Gli artigiani non lavorano più: in fumo 200mila attività
L e serrande chiuse a ogni angolo di strada non sono solo un’impressione, ma l’effetto di una crisi che ha colpito il lavoro autonomo anno dopo anno, svuotando di artigiani e commercianti le nostre città.
Lo mette nero su bianco l’analisi dell’ufficio studi della Cgia di Mestre sul calo del monte ore lavorate dal 2007, ultimo anno prima della crisi, al 2018. Sono 2,3 miliardi le ore lavorate andate perdute in 12 anni, un ventesimo del totale, il 5 per cento in meno. E il dato è reso appunto più vistoso proprio dai lavoratori autonomi. I dipendenti hanno visto sfumare solo 121 milioni di ore, uno 0,4 per cento in meno rispetto al 2007. Mentre è il monte ore dei lavoratori autonomi che è precipitato con un sinistro -14,4 per cento, pari a 2,2 miliardi di ore in meno.
Un quadro drammatico, con numeri impietosi che non migliorano nonostante un piccolo cambio di rotta nell’ultimo lustro, come spiega il coordinatore dell’ufficio studi Cgia, Paolo Zabeo. «Sebbene dal 2015 il monte ore lavorate sia tornato a crescere, il gap con il livello pre-crisi è ancora fortissimo e a pagare il conto sono stati, in particolar modo, gli artigiani e i piccoli commercianti», spiega Zabeo, aggiungendo che sono oltre 200mila in 10 anni le piccole attività che sono state costrette a chiudere i battenti. «Chiusure – conclude il responsabile dell’ufficio studi dell’associazione di artigiani e Pmi – che hanno desertificato molti centri storici e altrettante periferie di piccole e grandi città, con una veemenza che dal secondo dopoguerra non si era mai verificata».
Eppure tra gennaio e settembre del 2019, secondo i dati Cgia, il monte ore complessivo di autonomi e dipendenti è tornato a salire, con un incremento dello 0,5 per cento, pari a 175 milioni di ore.
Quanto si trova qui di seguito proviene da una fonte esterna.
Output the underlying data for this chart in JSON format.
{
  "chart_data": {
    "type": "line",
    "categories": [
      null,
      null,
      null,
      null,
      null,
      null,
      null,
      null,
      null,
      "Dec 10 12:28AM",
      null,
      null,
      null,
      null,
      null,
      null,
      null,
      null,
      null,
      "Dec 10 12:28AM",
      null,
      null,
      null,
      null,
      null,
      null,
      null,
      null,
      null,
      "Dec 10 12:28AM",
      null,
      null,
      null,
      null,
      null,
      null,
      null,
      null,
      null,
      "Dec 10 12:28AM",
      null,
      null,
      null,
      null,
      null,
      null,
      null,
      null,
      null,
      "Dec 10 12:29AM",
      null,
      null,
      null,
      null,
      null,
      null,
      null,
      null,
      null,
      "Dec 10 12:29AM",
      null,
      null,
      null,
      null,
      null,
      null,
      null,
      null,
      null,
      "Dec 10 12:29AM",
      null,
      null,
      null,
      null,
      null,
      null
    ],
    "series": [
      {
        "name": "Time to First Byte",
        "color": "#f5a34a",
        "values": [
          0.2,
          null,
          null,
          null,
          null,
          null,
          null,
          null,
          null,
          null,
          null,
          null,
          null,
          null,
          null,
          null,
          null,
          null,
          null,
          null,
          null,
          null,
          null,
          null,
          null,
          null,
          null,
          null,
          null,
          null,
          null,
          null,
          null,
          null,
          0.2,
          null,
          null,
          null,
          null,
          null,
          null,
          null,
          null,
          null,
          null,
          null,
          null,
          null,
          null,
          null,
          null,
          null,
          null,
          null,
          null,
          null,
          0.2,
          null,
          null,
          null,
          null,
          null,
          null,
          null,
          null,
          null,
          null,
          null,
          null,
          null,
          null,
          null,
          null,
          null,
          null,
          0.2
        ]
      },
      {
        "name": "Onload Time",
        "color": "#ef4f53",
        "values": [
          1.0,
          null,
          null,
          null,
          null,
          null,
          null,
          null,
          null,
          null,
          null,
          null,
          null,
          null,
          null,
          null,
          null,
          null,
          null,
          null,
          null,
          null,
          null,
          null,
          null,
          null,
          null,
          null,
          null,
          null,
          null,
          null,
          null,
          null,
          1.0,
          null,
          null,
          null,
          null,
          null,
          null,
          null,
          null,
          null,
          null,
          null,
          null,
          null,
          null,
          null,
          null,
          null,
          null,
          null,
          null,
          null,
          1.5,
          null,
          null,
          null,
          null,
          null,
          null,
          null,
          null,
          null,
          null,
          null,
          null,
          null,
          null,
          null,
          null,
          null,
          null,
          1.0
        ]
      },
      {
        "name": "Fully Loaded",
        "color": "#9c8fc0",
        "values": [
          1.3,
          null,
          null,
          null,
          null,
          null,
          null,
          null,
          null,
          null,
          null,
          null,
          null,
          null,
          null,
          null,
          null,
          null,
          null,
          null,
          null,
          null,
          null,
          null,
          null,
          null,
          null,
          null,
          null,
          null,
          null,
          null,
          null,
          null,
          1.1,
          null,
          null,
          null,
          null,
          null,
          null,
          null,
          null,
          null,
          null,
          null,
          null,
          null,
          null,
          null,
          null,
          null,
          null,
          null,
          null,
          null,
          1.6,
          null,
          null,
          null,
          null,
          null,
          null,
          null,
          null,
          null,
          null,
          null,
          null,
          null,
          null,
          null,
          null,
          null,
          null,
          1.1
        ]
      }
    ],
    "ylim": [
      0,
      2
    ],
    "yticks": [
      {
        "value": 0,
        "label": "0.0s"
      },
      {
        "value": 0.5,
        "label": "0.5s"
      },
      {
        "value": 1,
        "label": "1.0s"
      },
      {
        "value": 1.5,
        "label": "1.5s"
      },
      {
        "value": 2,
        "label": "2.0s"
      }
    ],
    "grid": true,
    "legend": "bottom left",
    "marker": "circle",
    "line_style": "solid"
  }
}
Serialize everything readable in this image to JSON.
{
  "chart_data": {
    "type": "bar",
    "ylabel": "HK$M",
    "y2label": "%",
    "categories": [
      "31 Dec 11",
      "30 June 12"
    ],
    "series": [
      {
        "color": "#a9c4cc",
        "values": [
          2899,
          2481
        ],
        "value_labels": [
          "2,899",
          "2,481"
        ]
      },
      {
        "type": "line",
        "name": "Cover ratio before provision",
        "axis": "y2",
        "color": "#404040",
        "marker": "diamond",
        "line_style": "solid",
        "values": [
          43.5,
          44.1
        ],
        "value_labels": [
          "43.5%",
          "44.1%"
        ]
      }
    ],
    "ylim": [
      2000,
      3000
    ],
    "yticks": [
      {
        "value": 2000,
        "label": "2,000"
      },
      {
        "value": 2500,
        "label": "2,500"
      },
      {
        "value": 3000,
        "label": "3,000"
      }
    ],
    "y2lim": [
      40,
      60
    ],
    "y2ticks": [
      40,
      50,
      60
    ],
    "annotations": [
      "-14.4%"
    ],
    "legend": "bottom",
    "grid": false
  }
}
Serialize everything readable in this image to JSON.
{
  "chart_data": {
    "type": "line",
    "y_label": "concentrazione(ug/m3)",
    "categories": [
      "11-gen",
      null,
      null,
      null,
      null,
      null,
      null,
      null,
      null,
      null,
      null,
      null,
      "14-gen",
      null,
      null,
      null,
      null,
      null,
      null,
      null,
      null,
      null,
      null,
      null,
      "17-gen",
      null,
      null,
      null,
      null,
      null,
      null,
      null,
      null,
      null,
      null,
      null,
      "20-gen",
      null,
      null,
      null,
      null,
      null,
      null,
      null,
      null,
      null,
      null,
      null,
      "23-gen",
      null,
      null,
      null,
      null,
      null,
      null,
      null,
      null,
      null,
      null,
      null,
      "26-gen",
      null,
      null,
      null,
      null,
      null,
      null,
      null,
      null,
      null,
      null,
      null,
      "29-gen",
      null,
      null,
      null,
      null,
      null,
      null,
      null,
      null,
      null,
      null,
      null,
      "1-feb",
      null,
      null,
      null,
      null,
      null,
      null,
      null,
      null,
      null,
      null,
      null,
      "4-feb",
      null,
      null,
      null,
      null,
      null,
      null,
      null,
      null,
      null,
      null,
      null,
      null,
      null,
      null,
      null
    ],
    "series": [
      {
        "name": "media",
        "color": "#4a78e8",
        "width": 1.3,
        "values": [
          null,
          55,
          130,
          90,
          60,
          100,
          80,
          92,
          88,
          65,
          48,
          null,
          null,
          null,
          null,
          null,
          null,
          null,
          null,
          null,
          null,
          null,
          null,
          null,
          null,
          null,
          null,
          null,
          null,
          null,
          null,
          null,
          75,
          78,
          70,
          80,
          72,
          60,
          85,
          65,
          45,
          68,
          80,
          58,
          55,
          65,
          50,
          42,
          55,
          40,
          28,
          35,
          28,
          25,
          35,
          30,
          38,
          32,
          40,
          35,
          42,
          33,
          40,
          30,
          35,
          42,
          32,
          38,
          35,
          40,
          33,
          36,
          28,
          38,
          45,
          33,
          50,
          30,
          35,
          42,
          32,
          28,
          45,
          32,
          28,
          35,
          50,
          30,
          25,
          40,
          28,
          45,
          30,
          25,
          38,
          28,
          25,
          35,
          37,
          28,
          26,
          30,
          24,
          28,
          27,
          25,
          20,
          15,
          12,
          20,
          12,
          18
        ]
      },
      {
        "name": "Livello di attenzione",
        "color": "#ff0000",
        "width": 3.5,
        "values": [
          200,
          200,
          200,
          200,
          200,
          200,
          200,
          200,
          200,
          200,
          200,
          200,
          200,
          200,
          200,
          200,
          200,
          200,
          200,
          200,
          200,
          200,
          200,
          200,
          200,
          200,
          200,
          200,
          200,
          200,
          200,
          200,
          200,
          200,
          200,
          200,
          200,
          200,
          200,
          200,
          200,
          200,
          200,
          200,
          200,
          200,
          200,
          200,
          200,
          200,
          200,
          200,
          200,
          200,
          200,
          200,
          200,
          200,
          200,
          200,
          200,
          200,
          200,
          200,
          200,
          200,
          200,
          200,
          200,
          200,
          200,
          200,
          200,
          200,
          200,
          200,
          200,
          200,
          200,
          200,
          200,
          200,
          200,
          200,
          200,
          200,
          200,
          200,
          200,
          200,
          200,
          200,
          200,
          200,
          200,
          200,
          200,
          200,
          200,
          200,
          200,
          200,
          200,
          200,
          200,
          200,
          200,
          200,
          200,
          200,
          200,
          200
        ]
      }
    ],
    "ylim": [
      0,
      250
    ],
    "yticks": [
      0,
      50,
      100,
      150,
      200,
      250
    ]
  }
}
Un dato che inverte la tendenza ma che non argina il fenomeno.
Così come non è bastato, evidentemente, il segno più sul numero di occupati, con un recupero dei posti di lavoro, tornati ai livelli pre-crisi e risaliti di oltre un milione rispetto al 2013. Anche perché a crescere, nell’ultima dozzina d’anni, sono stati soprattutto i lavoratori a tempo parziale, che sono oltre il 40 per cento in più rispetto al 2008. Il milione di posti di lavoro recuperati è tutto lì, perché i dipendenti a tempo pieno sono in calo sia come unità (-341mila) che in termini percentuali (-2,3) rispetto all’alba della crisi.
Il crollo delle ore lavorate si è sentito in modo sensibilmente più forte al Sud che ha assorbito il 60 per cento della perdita totale (1,4 miliardi di ore in meno) con una contrazione (-10,7 per cento) quasi doppia rispetto alle altre parti del Paese (Nordest -5,8 per cento, Nordovest 5,7, Centro -5,1). Sicilia, Molise e Campania (-12,4% le prime due, -12,3 l’ultima) sono le regioni più colpite, mentre dall’altra parte della classifica tengono botta Trentino (-1,1%), Lazio (-2,9%) e Lombardia (-4,8%).
Una situazione preoccupante, un quadro che, ricorda Renato Mason, segretario della Cgia, «presenta ancora dei ritardi che vanno assolutamente colmati, auspicando che il governo metta in campo delle misure economiche adeguate, come una drastica riduzione delle tasse, della burocrazia e un forte incremento degli investimenti pubblici».